Nearly 100 paintings by Vincent Van Gogh have been transformed into the first ever feature film made entirely of animated oil paintings.
Seven years in the making, the new film called LOVING VINCENT consists of almost 67,000 animated oil paintings that imitate the brush strokes and vibrant colors of the famous artist.
Anyone who appreciates Van Gogh's work is likely to be dazzled by the result.
The filmmakers shot footage of live actors, who resemble the portraits Van Gogh created of people he knew. Next, eighty artists painted and animated that footage which was then placed inside the animated frames of a hundred scenes the artist himself created.
Man: How does a man go from calm to suicidal in 6 weeks?
Set a year after the artist's death, the film examines the question of how he died.
Did he commit suicide or did someone shoot him?
A postmaster asks his son to deliver an unsent letter Vincent wrote to his brother, Theo.
Son: I don't see the point in delivering a dead man's letter.
Father: Son, if you had died had died and there was a letter out there that you had sent to me, I'd want it.
The son travels to the village where Vincent died only to discover that Theo is also dead. But he decides to learn what he can about the artist's death by talking to the people who knew him best.
Friend: You want to know so much about his death. What do you know of his life?
Son: I know that he tried hard to prove he was good for something.
Friend: Yes, he did. That's why I take flowers to his grave.

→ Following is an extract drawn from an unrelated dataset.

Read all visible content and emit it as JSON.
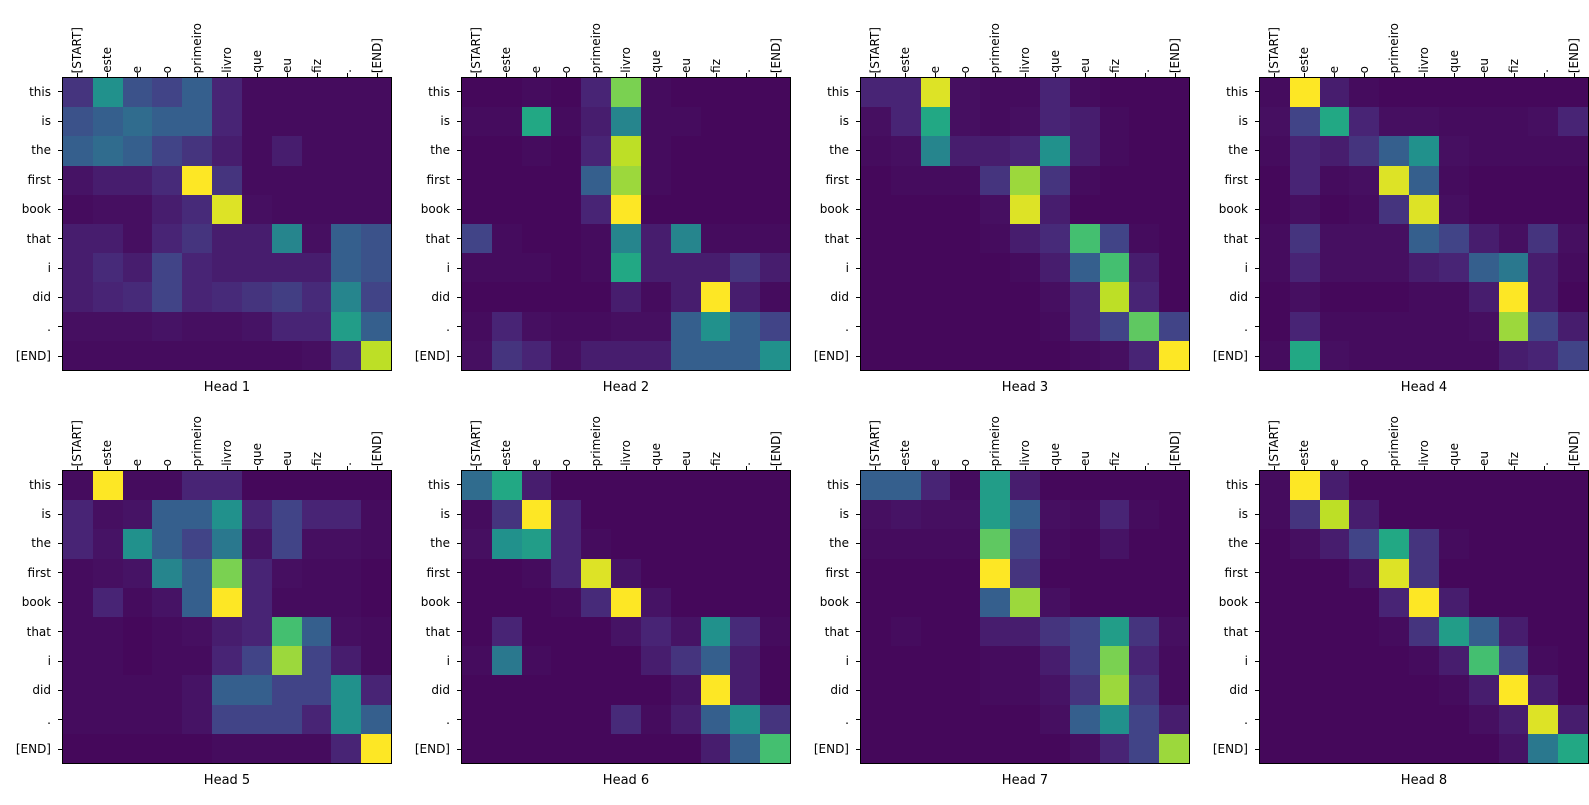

Everyone tells a different version of Vincent's unexplained death, but the mystery really isn't as important as the amazing cinematography. All 67,000 frames of live action film were recreated as oil paintings and then filmed again. Projected at 24 frames per second, this created an almost psychedelic animation.
If you laid all these frames on the ground at the size that they were painted, they would not only cover the whole of London, they would additionally cover the entire island of Manhattan as well.
The flashbacks in the movie which include people and scenes the artist never painted were shot in black and white and then painted in the photographic style of the 19th century.
Vincent (from a letter: I would like to show by my work, what this nobody has in his heart!….Your loving Vincent.